Polestar shares fell to a new 14-month low on Tuesday, extending losses amid persistent demand concerns for the premium EV maker backed by China’s Geely Holding Group.
The stock dropped to $0.832 in early trading before slightly recovering to $0.842 as of press time, down 0.5% on the day and valuing the company at about $1.8 billion.
Shares have declined 41% since their recent late-August peak of $1.42, 20% year to date and 36% over the past 12 months.
If Polestar shares close below $1 for 30 consecutive business days, Nasdaq will automatically issue a deficiency notice to the company.
From that date, Polestar will have about six months to lift its share price above $1 for at least 10 straight trading days to regain compliance and avoid delisting.
The Gothenburg-based EV brand, led by former Opel and Nikola chief executive Michael Loscheller, unveiled its latest model, the Polestar 5, last month at the Munich IAA auto show.
Loscheller succeeded Thomas Ingenlath a year ago after the former Volvo design executive, who had headed the brand since its 2017 founding, was pushed out by Geely.
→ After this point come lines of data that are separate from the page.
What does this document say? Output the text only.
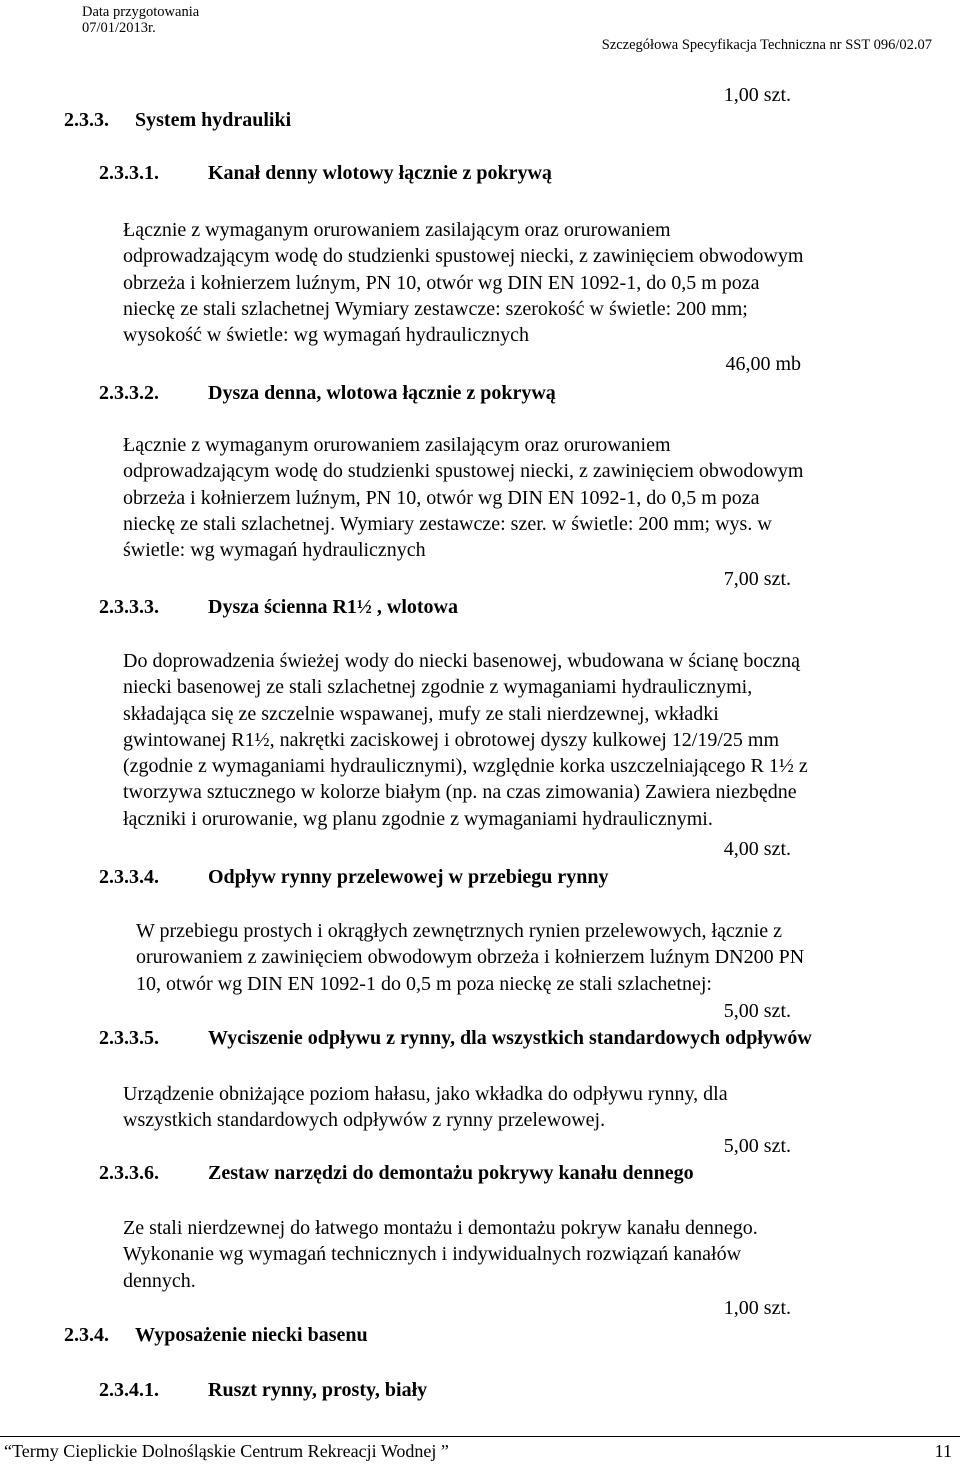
Data przygotowania
07/01/2013r.
Szczegółowa Specyfikacja Techniczna nr SST 096/02.07
1,00 szt.
2.3.3. System hydrauliki
2.3.3.1. Kanał denny wlotowy łącznie z pokrywą
Łącznie z wymaganym orurowaniem zasilającym oraz orurowaniem
odprowadzającym wodę do studzienki spustowej niecki, z zawinięciem obwodowym
obrzeża i kołnierzem luźnym, PN 10, otwór wg DIN EN 1092-1, do 0,5 m poza
nieckę ze stali szlachetnej Wymiary zestawcze: szerokość w świetle: 200 mm;
wysokość w świetle: wg wymagań hydraulicznych
46,00 mb
2.3.3.2. Dysza denna, wlotowa łącznie z pokrywą
Łącznie z wymaganym orurowaniem zasilającym oraz orurowaniem
odprowadzającym wodę do studzienki spustowej niecki, z zawinięciem obwodowym
obrzeża i kołnierzem luźnym, PN 10, otwór wg DIN EN 1092-1, do 0,5 m poza
nieckę ze stali szlachetnej. Wymiary zestawcze: szer. w świetle: 200 mm; wys. w
świetle: wg wymagań hydraulicznych
7,00 szt.
2.3.3.3. Dysza ścienna R1½ , wlotowa
Do doprowadzenia świeżej wody do niecki basenowej, wbudowana w ścianę boczną
niecki basenowej ze stali szlachetnej zgodnie z wymaganiami hydraulicznymi,
składająca się ze szczelnie wspawanej, mufy ze stali nierdzewnej, wkładki
gwintowanej R1½, nakrętki zaciskowej i obrotowej dyszy kulkowej 12/19/25 mm
(zgodnie z wymaganiami hydraulicznymi), względnie korka uszczelniającego R 1½ z
tworzywa sztucznego w kolorze białym (np. na czas zimowania) Zawiera niezbędne
łączniki i orurowanie, wg planu zgodnie z wymaganiami hydraulicznymi.
4,00 szt.
2.3.3.4. Odpływ rynny przelewowej w przebiegu rynny
W przebiegu prostych i okrągłych zewnętrznych rynien przelewowych, łącznie z
orurowaniem z zawinięciem obwodowym obrzeża i kołnierzem luźnym DN200 PN
10, otwór wg DIN EN 1092-1 do 0,5 m poza nieckę ze stali szlachetnej:
5,00 szt.
2.3.3.5. Wyciszenie odpływu z rynny, dla wszystkich standardowych odpływów
Urządzenie obniżające poziom hałasu, jako wkładka do odpływu rynny, dla
wszystkich standardowych odpływów z rynny przelewowej.
5,00 szt.
2.3.3.6. Zestaw narzędzi do demontażu pokrywy kanału dennego
Ze stali nierdzewnej do łatwego montażu i demontażu pokryw kanału dennego.
Wykonanie wg wymagań technicznych i indywidualnych rozwiązań kanałów
dennych.
1,00 szt.
2.3.4. Wyposażenie niecki basenu
2.3.4.1. Ruszt rynny, prosty, biały
“Termy Cieplickie Dolnośląskie Centrum Rekreacji Wodnej ”	11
Before the leadership change, Polestar went through multiple rounds of layoffs and later saw Volvo Cars sharply reduce its ownership stake.
In China, Polestar shuttered its final retail store earlier this month, as it continues to retreat from the world’s largest EV market.
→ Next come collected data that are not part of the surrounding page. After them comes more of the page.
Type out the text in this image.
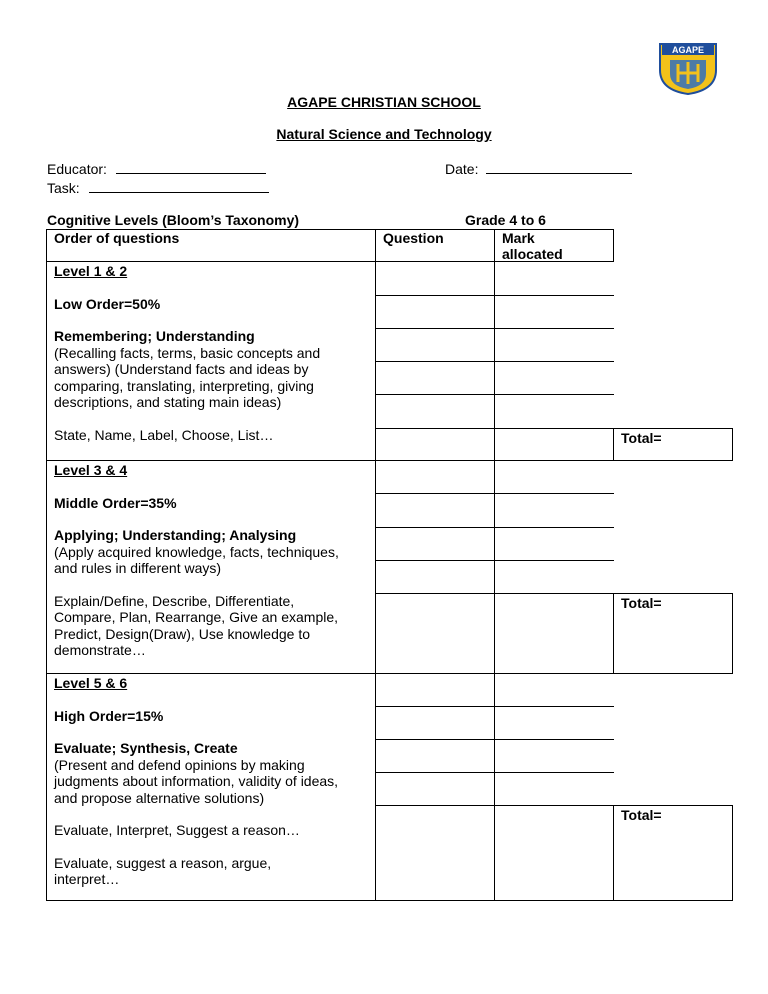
AGAPE
AGAPE CHRISTIAN SCHOOL
Natural Science and Technology
Educator:	Date:
Task:
Cognitive Levels (Bloom’s Taxonomy)	Grade 4 to 6
Order of questions	Question	Mark
allocated
Level 1 & 2
Low Order=50%
Remembering; Understanding
(Recalling facts, terms, basic concepts and
answers) (Understand facts and ideas by
comparing, translating, interpreting, giving
descriptions, and stating main ideas)
State, Name, Label, Choose, List…	Total=
Level 3 & 4
Middle Order=35%
Applying; Understanding; Analysing
(Apply acquired knowledge, facts, techniques,
and rules in different ways)
Explain/Define, Describe, Differentiate,
Compare, Plan, Rearrange, Give an example,
Predict, Design(Draw), Use knowledge to
demonstrate…
Total=
Level 5 & 6
High Order=15%
Evaluate; Synthesis, Create
(Present and defend opinions by making
judgments about information, validity of ideas,
and propose alternative solutions)
Evaluate, Interpret, Suggest a reason…
Evaluate, suggest a reason, argue,
interpret…
Total=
Since its entry there, the company has replaced its regional leadership six times in six years.
Polestar went public in June 2022 via a merger with the special-purpose acquisition company Gores Guggenheim. It began trading on Nasdaq under the ticker PSNY after the transaction closed.
In Europe, the company registered 5,718 vehicles in September, more than double August’s 2,412 units, according to data compiled from national registration agencies and the EU-EVs database.
The figures cover 13 of the 15 European markets where the Swedish brand operates.